Data, Maths & Descriptive Statistics

In this section we will be covering:

Understand and evaluate the different types of data including: raw data, quantitative and qualitative, primary and secondary
Understand how to round up/down significant figures
Understand how to calculate estimates of data
Understand how to calculate and convert percentages and fractions including: calculating the number of a percentage, calculating the percentage of a number, convert a percentage to a decimal and vice versa, convert a decimal to a fraction and vice versa
How to calculate and simplify a ratio
Understand how to analyse, calculate and evaluate the descriptive statistics including: mean, median and mode
Understand how to analyse, calculate and evaluate the measures of dispersion including: range and standard deviation

Raw data:

Data that psychologists have collected from and investigation, but has not been processed or analysed, so for example, number of yes responses from a question. In order to record this data, psychologists would put this into a data table

Checklist for a raw data table:

  • A title outlining what the table is about.
  • Rows and columns are clearly labelled.
  • Unit measurements such as percentages should be labelled in the heading, not put next to every score.

Quantitative and Qualitative Data

Tip for remembering them:

Quantitative data = numbers

Qualitative data = language

Primary and Secondary Data

When a researcher collects data either by witnessing an event or by carrying out an experiment or questionnaire, this is known as PRIMARY data. It can be quantitative or qualitative; the key to it being primary data is that it is collected first hand by the researcher.

By contrast, when data is collected second hand, which is through the analysis of pre-existing data, we call this secondary data.  When we use statistics or refer to existing research to develop our own theories, this is secondary data.

Tip for remembering them:

Primary = first (first hand) and Secondary = second (second hand).

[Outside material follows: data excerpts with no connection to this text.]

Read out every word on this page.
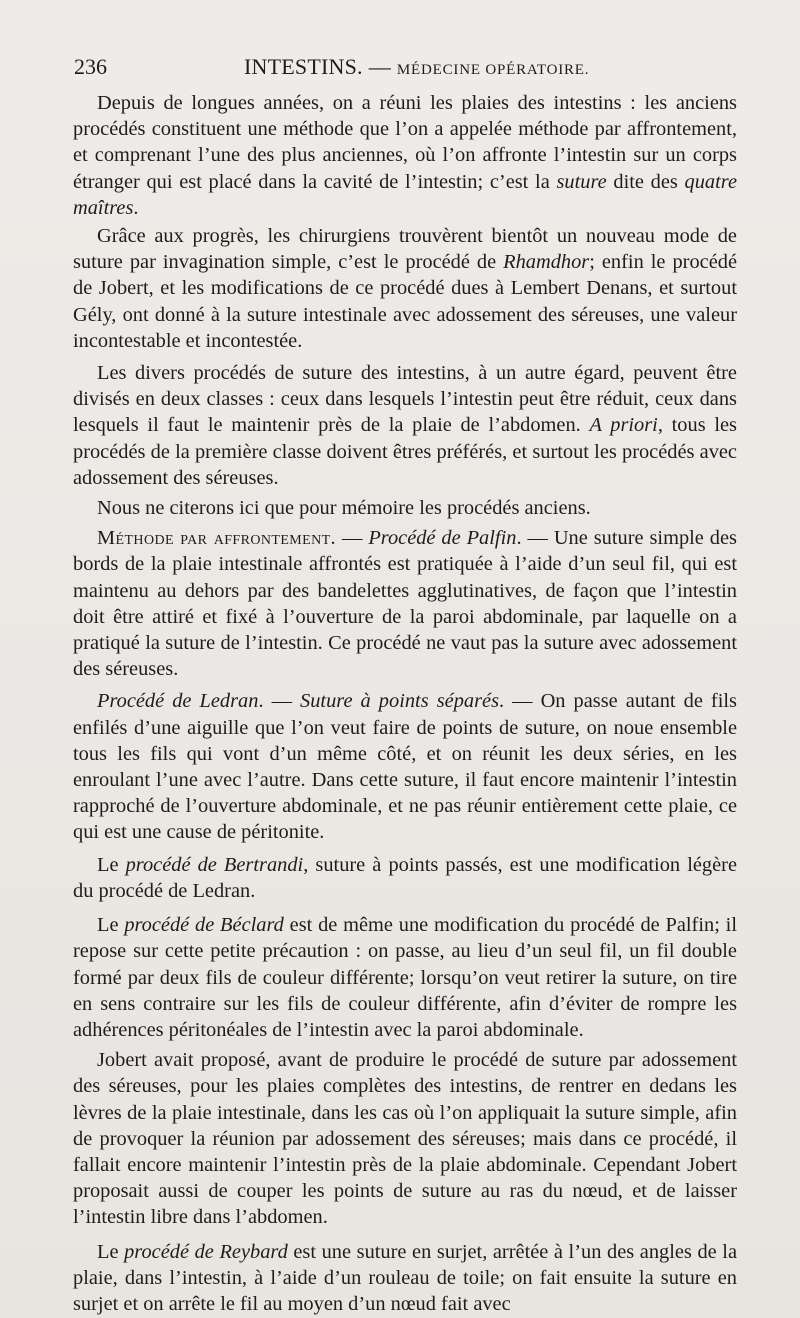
236	INTESTINS. — MÉDECINE OPÉRATOIRE.

Depuis de longues années, on a réuni les plaies des intestins : les anciens procédés constituent une méthode que l’on a appelée méthode par affrontement, et comprenant l’une des plus anciennes, où l’on affronte l’intestin sur un corps étranger qui est placé dans la cavité de l’intestin; c’est la suture dite des quatre maîtres.

Grâce aux progrès, les chirurgiens trouvèrent bientôt un nouveau mode de suture par invagination simple, c’est le procédé de Rhamdhor; enfin le procédé de Jobert, et les modifications de ce procédé dues à Lembert Denans, et surtout Gély, ont donné à la suture intestinale avec adossement des séreuses, une valeur incontestable et incontestée.

Les divers procédés de suture des intestins, à un autre égard, peuvent être divisés en deux classes : ceux dans lesquels l’intestin peut être réduit, ceux dans lesquels il faut le maintenir près de la plaie de l’abdomen. A priori, tous les procédés de la première classe doivent êtres préférés, et surtout les procédés avec adossement des séreuses.

Nous ne citerons ici que pour mémoire les procédés anciens.

Méthode par affrontement. — Procédé de Palfin. — Une suture simple des bords de la plaie intestinale affrontés est pratiquée à l’aide d’un seul fil, qui est maintenu au dehors par des bandelettes agglutinatives, de façon que l’intestin doit être attiré et fixé à l’ouverture de la paroi abdominale, par laquelle on a pratiqué la suture de l’intestin. Ce procédé ne vaut pas la suture avec adossement des séreuses.

Procédé de Ledran. — Suture à points séparés. — On passe autant de fils enfilés d’une aiguille que l’on veut faire de points de suture, on noue ensemble tous les fils qui vont d’un même côté, et on réunit les deux séries, en les enroulant l’une avec l’autre. Dans cette suture, il faut encore maintenir l’intestin rapproché de l’ouverture abdominale, et ne pas réunir entièrement cette plaie, ce qui est une cause de péritonite.

Le procédé de Bertrandi, suture à points passés, est une modification légère du procédé de Ledran.

Le procédé de Béclard est de même une modification du procédé de Palfin; il repose sur cette petite précaution : on passe, au lieu d’un seul fil, un fil double formé par deux fils de couleur différente; lorsqu’on veut retirer la suture, on tire en sens contraire sur les fils de couleur différente, afin d’éviter de rompre les adhérences péritonéales de l’intestin avec la paroi abdominale.

Jobert avait proposé, avant de produire le procédé de suture par adossement des séreuses, pour les plaies complètes des intestins, de rentrer en dedans les lèvres de la plaie intestinale, dans les cas où l’on appliquait la suture simple, afin de provoquer la réunion par adossement des séreuses; mais dans ce procédé, il fallait encore maintenir l’intestin près de la plaie abdominale. Cependant Jobert proposait aussi de couper les points de suture au ras du nœud, et de laisser l’intestin libre dans l’abdomen.

Le procédé de Reybard est une suture en surjet, arrêtée à l’un des angles de la plaie, dans l’intestin, à l’aide d’un rouleau de toile; on fait ensuite la suture en surjet et on arrête le fil au moyen d’un nœud fait avec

Strengths of primary data:

  • Is gathered first hand, therefore there is more certainty on how valid it is, as the researcher themselves knows the strengths and weaknesses of their own research.
  • If collected objectively, with careful planning and sampling, controls in place and other features of methodology adhered to, then they’re likely to be scientifically gathered for the stated aim of the study. This means they are more credible.
  • New research and ideas can be discovered through primary data, as it may not have been explored before.

Weakness of primary data:

  • Expensive to obtain because each researcher or research team has to start from the beginning of a study and follow the whole study through, finding participants, organising materials and running the study.
  • Time consuming, due to the above.
  • Limited to the time, place and number of participants etc., whereas secondary data can come from different sources to give more range and detail.
  • Maybe biased due to the researcher wanting to find certain results.

Strengths of secondary data:

  • Doesn’t take long to collect as the research has already been carried out.
  • Can gather lots of data in a short space of time.
  • Can help to build an idea about what most research is presenting in certain areas

Weaknesses of secondary data:

  • You don’t always know where it has come from and how reliable it is
  • Might not be relevant to what you are researching. This can lead to spending lots of time trawling through journals and research papers.
  • Data can be over complicated and may be more difficult to understand. This is because the research has been written by someone else.
  • Sometimes the data can be out of date

Maths 

Rounding up/down significant figures

Rules:
• The first non-zero digit reading from left to right is the first significant figure.
• For numbers 5 and above we round up.
• For numbers 4 and below we round down.

Worked examples:

1 significant figure: 42,3249 = 400000 (rounded down)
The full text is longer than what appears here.